XXVII Domingo del
Tiempo ordinario (ciclo B)
Indisoluble
Cuando vivimos más pendientes de lo que consumimos que de
lo que somos, nos gusta encontrar en las etiquetas de los productos que
compramos aseveraciones como estas: inoxidable, irrompible, impermeable,
y otras semejantes. Son promesas de eternidad para cosas caducas. Pero nos las
creemos, más o menos. Porque nos va mucho en fiarnos de las cosas de las que
nos valemos para asegurarnos estabilidad y futuro; y si no tenemos otras
mejores, hemos de contentarnos con dar por bueno que esas sean así.
En cambio, mucha gente ha renunciado hoy a buscar apoyo
incondicional en relaciones humanas duraderas. Son pocos los que se atreven a
ponerle al matrimonio la etiqueta de «indisoluble». Se piensa que es una cualidad
que le vendría bien a cualquier artefacto de cuya solidez tuviéramos que
fiarnos para algo. Pero no se juzga adecuado pensar que la alianza matrimonial
hubiera de ser irrompible. Se arguye que somos volubles y que hay que
reservarse la posibilidad de «rehacer la vida», si fuera el caso. Todo esto, si
es que se plantea la cuestión, pues está cada vez más extendido el vivir al
día, sin pensar nada en fidelidades o permanencias.
Pero, ¿se podrá, de verdad, vivir así? ¿Es humano confiar
más en las cosas que en las personas? ¿Qué futuro espera a las generaciones
orientadas por el usar y tirar, incluso en las relaciones más
personales?
El Sínodo de los Obispos que comienza el próximo domingo
tratará sobre la familia en este horizonte preocupante. La Iglesia se pregunta cuál
es la vocación y la misión de la familia en su seno y en el mundo
contemporáneo. Los padres sinodales harán, sin duda, su reflexión a la luz del
Evangelio que se proclamará en la celebración eucarística con la que se abre la Asamblea : «Lo que Dios ha
unido, que no lo separe el hombre». Es la palabra del Señor a la que la Iglesia se ha mantenido
fiel a lo largo de su historia, luchando siempre con dificultades, que no son
solo de ahora, sino del tiempo mismo de Jesús.

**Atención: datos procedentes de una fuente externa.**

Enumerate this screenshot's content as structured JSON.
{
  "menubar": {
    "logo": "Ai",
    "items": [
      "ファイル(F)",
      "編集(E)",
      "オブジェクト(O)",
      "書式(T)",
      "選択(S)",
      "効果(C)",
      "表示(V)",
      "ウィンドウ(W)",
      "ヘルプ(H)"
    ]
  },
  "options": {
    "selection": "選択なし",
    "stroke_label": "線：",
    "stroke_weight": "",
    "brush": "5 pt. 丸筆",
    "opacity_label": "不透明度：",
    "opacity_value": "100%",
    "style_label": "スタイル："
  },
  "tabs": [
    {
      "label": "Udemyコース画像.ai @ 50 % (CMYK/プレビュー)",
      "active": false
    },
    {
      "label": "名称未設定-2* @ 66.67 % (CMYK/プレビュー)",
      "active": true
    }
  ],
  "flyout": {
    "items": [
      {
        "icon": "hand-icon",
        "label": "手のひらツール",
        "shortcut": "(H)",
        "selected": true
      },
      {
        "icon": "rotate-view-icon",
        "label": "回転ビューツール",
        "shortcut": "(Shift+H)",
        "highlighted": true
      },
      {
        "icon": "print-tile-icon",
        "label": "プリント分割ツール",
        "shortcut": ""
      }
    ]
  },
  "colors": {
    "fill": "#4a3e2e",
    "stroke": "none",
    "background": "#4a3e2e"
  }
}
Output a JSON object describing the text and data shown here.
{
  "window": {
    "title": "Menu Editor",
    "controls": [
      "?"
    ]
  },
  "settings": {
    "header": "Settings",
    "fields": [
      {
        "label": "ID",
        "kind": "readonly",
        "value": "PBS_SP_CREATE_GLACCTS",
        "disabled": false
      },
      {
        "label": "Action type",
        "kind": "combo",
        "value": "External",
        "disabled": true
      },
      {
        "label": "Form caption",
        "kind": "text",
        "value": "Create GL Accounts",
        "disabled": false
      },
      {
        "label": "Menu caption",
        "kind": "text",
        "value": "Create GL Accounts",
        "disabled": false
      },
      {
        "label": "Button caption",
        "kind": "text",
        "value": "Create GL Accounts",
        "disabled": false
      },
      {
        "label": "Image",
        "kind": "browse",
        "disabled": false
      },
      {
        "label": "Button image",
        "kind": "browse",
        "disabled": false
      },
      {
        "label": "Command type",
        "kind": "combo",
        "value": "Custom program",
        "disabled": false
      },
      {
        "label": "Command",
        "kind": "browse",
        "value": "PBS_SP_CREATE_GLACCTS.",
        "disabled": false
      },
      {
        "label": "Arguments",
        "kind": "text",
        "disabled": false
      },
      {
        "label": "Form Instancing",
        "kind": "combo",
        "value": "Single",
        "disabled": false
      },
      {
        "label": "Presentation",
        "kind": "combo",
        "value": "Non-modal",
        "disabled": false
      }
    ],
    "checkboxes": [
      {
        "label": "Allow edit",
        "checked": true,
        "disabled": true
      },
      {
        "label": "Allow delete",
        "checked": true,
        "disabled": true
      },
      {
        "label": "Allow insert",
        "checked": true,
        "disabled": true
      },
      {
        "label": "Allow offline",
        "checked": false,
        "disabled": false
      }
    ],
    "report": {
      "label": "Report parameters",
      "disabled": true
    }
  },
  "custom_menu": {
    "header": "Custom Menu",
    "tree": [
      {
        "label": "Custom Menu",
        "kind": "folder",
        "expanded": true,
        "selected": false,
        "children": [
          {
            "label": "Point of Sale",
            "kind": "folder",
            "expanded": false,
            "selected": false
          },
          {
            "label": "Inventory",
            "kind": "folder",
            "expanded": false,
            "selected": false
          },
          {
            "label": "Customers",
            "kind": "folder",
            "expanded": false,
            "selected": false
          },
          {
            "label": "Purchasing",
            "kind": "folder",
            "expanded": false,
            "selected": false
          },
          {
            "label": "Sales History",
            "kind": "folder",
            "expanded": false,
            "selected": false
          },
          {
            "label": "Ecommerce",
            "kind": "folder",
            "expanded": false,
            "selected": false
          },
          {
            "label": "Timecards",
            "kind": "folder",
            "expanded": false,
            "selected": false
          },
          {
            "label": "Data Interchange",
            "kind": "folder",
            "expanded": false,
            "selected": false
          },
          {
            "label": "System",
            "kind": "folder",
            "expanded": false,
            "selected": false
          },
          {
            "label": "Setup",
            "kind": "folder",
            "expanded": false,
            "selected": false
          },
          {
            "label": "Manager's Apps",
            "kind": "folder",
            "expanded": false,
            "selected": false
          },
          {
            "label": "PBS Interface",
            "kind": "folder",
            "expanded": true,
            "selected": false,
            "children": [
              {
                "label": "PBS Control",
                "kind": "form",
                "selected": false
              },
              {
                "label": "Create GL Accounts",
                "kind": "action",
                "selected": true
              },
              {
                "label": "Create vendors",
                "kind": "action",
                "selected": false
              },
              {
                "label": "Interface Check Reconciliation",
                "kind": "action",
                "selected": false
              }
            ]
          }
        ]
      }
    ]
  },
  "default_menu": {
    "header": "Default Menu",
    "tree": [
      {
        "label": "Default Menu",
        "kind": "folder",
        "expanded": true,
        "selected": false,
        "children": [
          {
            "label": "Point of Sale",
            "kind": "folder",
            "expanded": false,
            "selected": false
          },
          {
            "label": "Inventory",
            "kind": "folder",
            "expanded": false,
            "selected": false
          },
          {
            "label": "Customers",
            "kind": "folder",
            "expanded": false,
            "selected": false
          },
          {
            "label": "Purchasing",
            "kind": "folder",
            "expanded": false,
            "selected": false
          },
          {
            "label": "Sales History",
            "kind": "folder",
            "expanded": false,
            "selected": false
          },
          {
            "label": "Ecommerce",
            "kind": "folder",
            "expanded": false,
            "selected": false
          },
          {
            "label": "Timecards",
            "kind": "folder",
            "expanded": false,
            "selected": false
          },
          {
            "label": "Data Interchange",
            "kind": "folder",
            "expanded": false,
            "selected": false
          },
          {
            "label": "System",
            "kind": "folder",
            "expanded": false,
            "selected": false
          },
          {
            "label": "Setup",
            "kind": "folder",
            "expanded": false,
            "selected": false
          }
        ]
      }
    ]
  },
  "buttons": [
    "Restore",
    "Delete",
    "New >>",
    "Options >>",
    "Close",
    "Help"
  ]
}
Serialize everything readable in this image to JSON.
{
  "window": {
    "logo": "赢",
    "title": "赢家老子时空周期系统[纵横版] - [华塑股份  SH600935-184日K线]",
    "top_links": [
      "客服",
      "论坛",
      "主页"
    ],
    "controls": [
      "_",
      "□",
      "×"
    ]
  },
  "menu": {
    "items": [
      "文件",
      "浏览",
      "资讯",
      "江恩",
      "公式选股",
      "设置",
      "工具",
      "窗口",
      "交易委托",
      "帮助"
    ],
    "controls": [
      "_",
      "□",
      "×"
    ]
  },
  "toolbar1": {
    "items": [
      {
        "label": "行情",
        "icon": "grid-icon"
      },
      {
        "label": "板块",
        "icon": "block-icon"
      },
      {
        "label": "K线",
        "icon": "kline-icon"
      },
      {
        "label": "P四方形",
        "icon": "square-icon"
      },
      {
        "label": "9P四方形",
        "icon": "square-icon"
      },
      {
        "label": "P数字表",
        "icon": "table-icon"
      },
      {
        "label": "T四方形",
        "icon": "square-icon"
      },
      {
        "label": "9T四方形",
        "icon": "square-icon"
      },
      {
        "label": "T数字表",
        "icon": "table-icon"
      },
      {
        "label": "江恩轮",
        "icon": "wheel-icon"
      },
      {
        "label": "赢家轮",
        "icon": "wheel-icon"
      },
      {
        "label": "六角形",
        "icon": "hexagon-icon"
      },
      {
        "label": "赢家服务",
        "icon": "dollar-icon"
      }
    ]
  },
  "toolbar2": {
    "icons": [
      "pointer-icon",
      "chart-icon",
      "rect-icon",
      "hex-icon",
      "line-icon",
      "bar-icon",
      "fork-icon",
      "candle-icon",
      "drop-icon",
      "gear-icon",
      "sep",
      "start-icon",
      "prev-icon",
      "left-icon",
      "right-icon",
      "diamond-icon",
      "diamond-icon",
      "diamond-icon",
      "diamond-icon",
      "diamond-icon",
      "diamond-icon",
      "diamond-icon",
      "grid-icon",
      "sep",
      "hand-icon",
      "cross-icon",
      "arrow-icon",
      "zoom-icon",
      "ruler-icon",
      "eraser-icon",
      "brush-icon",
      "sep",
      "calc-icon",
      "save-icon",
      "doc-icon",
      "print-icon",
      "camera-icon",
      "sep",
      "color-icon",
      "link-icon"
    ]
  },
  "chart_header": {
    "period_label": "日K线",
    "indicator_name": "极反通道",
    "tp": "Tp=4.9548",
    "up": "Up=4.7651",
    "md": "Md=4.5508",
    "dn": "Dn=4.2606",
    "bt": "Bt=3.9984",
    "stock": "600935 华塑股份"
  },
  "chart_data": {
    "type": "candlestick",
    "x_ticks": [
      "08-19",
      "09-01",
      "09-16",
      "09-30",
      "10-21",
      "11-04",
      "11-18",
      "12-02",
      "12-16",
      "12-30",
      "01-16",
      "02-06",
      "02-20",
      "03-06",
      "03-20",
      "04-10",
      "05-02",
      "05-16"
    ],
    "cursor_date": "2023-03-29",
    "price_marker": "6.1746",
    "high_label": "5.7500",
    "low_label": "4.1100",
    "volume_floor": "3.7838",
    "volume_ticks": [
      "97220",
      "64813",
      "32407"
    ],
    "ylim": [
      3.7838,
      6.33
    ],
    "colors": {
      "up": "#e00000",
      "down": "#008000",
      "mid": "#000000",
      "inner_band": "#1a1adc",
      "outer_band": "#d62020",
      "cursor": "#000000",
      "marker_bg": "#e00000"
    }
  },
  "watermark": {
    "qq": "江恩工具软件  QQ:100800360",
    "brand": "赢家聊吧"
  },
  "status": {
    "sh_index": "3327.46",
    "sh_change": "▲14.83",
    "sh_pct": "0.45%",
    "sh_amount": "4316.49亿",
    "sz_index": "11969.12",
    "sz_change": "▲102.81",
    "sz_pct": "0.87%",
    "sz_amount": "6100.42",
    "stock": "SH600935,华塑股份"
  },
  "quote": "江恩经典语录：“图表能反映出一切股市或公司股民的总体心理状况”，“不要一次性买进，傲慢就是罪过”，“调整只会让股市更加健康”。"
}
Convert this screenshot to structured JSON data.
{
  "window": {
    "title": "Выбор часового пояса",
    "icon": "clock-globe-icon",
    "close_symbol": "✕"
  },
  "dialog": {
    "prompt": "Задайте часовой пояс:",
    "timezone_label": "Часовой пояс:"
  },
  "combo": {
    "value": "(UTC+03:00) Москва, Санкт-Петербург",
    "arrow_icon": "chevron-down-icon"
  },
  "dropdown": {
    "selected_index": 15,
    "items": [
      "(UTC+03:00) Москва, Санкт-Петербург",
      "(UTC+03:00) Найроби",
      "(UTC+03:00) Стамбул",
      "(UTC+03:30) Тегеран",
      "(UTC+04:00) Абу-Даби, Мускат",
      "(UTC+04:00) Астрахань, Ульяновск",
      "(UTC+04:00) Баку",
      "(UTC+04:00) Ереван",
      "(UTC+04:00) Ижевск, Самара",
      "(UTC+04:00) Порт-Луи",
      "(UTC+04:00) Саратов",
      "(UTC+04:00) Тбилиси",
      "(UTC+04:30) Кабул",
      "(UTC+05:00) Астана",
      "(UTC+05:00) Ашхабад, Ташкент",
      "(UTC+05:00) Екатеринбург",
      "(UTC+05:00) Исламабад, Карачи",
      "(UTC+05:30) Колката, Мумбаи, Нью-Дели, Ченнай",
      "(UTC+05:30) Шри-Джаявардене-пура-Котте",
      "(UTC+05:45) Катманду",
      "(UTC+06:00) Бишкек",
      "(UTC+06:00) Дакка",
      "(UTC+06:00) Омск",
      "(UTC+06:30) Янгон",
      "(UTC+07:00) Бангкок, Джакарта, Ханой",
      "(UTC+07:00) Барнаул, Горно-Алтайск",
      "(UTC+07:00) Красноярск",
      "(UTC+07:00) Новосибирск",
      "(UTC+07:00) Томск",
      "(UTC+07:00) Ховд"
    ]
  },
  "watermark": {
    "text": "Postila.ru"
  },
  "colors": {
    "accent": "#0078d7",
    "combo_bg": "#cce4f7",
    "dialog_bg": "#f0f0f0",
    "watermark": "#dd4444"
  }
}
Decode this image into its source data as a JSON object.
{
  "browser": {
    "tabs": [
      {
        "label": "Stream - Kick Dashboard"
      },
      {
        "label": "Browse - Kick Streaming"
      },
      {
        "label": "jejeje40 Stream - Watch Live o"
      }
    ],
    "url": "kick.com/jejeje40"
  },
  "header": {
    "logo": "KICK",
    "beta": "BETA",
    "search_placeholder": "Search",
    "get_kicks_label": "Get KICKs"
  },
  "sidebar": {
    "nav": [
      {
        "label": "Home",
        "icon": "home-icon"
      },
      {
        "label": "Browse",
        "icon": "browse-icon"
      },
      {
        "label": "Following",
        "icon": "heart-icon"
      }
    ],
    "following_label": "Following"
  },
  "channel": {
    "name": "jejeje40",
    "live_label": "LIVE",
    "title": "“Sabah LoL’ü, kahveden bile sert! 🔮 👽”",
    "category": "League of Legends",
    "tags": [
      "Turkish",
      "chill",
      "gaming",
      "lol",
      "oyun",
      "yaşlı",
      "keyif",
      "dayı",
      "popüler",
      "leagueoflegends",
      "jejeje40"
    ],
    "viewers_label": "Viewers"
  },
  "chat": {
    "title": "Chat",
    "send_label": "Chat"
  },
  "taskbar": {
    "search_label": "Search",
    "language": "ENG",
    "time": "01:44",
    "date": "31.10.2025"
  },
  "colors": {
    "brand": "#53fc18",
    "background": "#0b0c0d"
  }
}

Ya los fariseos eligieron este tema –junto el de los
signos del cielo y el de política– para «poner a prueba» a Jesús. Los
discípulos no acababan tampoco de creer lo que Jesús les decía sobre la
fidelidad inquebrantable a la mujer, y le preguntaron de nuevo en casa si eso
era así. Jesús les respondió con claridad: «Si uno se divorcia de su mujer y se
casa con otra, comete adulterio».
Los oyentes de Jesús, aunque les costaba, entendían lo que
les enseñaba, porque creían en Dios y en su plan de amor sobre los hombres.
También hoy sucede así a quienes saben que, más allá de todo lo caduco, más
allá de nuestra voluntad frágil, existe una fidelidad inquebrantable del
Creador para con cada uno de nosotros.
La unión esponsal es indisoluble, porque se basa en
aquella fidelidad divina, de la que se convierte en sacramento, es decir, en
signo eficaz del amor infinito que el ser humano busca por todas partes y a
todas horas y que sólo puede recibir de Dios. En verdad, esa unión es de las
poquísimas realidades que merece la etiqueta de indisoluble.
+ Juan Antonio Martínez Camino
Obispo auxiliar de
Madrid
Evangelio
En aquel tiempo se acercaron unos fariseos y le
preguntaron a Jesús para ponerlo a prueba: «¿Le es lícito a un hombre
divorciarse de su mujer?».
Él les replicó: «¿Qué os ha mandado Moisés?». Contestaron:
«Moisés permitió divorciarse dándole a la mujer un acta de repudio». Jesús les
dijo: «Por vuestra terquedad dejó escrito Moisés este precepto. Al principio de
la creación, Dios los creó hombre y mujer. Por eso abandonará el hombre a su
padre y a su madre, se unirá a su mujer y serán los dos una sola carne. De modo
que ya no son dos, sino una sola carne. Lo que Dios ha unido, que no lo separe
el hombre».
En casa, los discípulos volvieron a preguntarle sobre lo
mismo. Él les dijo: «Si uno se divorcia de su mujer y se casa con otra, comete
adulterio contra la primera. Y si ella se divorcia de su marido y se casa con
otro, comete adulterio».
Le presentaron unos niños para que los tocara, pero los
discípulos les regañaban. Al verlo, Jesús se enfadó y les dijo: «Dejad que los
niños se acerquen a Mí; no se lo impidáis; de los que son como ellos es el
reino de Dios. Os aseguro que el que no acepte el reino de Dios como un niño,
no entrará en él». Y los abrazaba y los bendecía imponiéndoles las manos.